During the 1980s and 90s, the U.S. Congress passed mandatory minimums sentencing laws, which require judges to give fixed prison sentences to specific crimes, regardless of the circumstances of the crime. Mandatory minimums, which are mostly common for drug related crimes, has resulted in over-capacity of minor offenders in prison populations. John Oliver talks about the need for reform on mandatory minimums on HBO’s Last Week Tonight by highlighting cases of prisoners who are serving long prison sentences for minor crimes.
The talk show host cites The Washington Post, which reports that, “Since 1980, the number of inmates behind bars has quadrupled. 1 out of every 100 adults is locked up.” Oliver then talks about a prisoner, Kevin Ott, who is currently serving life in Oklahoma for possession of three ounces of methamphetamine. “They’re treating him likes he’s Season Five Walter White, when he’s barely Episode One Jesse Pinkman,” Oliver jokes.
Oliver discusses that most of the mandatory minimums drug laws were enforced when the U.S. were in the middle of a “full fledged anti-drug hysteria,” which resulted in uniting the Democratic and Republican parties. “By early 1994, 31 states and D.C. had mandatory minimum sentences for drug offences. They united people from either side of the aisle faster than playing the Chicken Dance at a wedding,” the TV host says.
Oliver says that nowadays there are more government officials against mandatory minimums, including Barack Obama, Ted Cruz and Kevin Ring, who was one of the congressional staffer that helped write the laws. “Prison sentences are a lot like penises,” Oliver jokes. “If they’re used correctly, even a short one can do the trick.” Oliver argues that mandatory minimum laws have done more harm then good particularly to minorities. “In 2010, nearly three quarters of federal drug offenders sentenced under mandatory minimums were Black or Hispanic.”

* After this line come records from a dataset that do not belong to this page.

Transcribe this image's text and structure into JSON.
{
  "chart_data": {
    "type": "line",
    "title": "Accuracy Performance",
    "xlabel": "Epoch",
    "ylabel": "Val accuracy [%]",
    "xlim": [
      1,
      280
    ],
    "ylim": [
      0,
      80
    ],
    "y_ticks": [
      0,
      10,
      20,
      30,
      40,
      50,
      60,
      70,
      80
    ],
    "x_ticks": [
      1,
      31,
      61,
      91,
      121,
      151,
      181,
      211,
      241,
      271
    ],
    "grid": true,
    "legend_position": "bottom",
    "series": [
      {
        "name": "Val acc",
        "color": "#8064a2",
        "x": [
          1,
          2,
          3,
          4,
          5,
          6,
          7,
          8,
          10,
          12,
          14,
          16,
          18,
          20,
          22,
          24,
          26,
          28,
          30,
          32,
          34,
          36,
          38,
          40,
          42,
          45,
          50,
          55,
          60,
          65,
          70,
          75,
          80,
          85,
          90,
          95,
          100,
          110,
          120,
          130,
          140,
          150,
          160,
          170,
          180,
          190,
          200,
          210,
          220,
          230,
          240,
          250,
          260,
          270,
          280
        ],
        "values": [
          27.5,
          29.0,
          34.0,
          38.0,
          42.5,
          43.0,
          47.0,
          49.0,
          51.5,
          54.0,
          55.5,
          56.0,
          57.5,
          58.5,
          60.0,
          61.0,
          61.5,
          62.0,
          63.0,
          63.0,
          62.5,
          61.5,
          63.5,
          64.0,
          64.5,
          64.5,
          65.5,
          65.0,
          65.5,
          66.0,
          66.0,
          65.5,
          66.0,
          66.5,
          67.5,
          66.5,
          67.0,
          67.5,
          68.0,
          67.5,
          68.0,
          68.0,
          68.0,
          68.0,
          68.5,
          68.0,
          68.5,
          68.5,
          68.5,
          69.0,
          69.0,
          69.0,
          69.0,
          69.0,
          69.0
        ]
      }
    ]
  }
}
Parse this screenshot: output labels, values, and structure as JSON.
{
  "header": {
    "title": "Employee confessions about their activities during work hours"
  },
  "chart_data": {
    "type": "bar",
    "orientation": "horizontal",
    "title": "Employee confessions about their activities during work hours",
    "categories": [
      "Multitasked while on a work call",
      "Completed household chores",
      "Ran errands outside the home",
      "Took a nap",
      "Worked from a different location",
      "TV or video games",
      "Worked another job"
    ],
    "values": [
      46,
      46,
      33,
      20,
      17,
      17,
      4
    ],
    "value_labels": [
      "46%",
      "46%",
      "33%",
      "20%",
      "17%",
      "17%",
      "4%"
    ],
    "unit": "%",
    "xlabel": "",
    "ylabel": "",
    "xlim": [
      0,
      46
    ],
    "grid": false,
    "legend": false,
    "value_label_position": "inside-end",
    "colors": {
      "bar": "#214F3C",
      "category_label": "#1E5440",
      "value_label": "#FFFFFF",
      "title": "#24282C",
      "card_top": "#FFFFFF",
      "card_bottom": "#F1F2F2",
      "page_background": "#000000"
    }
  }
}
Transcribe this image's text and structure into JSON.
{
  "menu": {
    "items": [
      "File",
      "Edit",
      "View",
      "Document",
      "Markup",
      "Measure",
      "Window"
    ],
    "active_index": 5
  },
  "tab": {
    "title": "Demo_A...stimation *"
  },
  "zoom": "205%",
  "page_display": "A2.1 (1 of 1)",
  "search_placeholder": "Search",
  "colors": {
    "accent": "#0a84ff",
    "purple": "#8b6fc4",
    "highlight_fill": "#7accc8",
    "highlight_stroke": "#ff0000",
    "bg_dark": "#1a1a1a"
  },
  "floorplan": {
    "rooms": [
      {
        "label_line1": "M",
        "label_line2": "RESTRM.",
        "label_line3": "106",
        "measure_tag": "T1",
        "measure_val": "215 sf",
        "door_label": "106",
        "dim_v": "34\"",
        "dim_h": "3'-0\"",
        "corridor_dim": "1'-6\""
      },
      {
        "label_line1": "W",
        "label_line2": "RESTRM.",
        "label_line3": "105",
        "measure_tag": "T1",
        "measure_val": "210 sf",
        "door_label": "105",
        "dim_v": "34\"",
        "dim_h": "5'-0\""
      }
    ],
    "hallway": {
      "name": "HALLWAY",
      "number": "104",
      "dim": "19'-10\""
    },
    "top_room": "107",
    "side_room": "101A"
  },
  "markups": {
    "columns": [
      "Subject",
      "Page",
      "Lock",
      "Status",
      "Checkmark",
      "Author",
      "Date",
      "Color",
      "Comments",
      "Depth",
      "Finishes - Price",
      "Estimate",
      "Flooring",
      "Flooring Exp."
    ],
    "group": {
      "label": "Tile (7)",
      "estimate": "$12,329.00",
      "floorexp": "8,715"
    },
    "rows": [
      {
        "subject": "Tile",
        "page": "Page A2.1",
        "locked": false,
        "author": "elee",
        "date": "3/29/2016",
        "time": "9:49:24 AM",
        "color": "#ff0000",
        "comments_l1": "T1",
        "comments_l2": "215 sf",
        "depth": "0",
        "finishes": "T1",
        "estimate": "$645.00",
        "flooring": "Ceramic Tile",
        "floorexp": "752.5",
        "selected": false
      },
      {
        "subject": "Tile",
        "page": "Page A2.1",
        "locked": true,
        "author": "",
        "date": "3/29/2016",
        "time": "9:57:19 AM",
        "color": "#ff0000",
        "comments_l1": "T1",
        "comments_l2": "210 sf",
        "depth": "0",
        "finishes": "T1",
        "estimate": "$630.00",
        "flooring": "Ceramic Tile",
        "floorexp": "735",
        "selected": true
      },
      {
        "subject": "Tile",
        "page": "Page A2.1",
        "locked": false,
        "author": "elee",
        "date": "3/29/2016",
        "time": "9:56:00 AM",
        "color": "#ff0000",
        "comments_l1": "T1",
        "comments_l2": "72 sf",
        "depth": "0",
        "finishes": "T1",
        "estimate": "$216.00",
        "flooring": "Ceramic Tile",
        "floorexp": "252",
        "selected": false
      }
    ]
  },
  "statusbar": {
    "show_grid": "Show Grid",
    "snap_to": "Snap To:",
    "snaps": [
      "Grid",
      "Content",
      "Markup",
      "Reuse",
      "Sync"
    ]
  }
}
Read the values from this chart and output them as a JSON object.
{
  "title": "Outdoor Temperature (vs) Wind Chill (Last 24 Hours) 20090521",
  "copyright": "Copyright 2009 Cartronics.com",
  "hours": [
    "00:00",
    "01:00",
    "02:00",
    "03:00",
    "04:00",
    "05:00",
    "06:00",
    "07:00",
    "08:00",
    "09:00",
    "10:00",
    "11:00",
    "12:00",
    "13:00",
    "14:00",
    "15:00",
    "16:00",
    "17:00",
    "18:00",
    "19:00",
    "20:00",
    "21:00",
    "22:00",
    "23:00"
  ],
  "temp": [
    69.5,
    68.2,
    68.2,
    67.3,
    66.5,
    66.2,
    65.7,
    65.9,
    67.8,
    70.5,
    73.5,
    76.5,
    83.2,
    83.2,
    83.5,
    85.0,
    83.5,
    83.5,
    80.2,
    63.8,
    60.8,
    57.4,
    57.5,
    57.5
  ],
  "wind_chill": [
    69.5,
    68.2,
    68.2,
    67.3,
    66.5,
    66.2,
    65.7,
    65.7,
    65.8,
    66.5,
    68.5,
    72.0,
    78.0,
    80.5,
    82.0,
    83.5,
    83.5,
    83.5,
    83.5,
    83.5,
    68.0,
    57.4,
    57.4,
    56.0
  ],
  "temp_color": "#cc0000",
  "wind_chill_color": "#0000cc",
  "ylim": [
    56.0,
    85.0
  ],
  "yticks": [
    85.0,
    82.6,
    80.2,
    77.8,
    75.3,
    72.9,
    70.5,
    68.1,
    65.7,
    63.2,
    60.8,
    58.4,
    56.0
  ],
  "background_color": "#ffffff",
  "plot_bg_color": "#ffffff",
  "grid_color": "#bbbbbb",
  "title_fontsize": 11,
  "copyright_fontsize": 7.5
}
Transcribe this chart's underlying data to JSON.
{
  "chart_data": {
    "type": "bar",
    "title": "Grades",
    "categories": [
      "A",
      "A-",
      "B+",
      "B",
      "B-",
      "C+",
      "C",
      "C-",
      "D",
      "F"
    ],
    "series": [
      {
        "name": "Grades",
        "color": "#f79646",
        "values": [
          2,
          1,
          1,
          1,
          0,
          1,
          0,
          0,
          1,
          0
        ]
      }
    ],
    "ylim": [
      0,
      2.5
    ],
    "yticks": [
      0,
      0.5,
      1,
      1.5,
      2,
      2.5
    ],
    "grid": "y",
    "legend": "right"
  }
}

Some mandatory minimum laws have been reduced at the federal level and 29 states have taken the initiative to roll back mandatory sentences since 2000 — but those reforms have not been made retroactive. “Thousands of people are currently stuck in prisons for crimes that would carry far shorter sentences if they committed them just a few years later,” Oliver says. “Almost everyone has agreed that mandatory minimums laws were a mistake. And we cannot have a system where people are continuing to pay for that mistake — and where, perhaps their best chance of getting out of a prison that they should no longer be in, is somehow finding a turkey costume and hanging around the f—— White House at Thanksgiving.”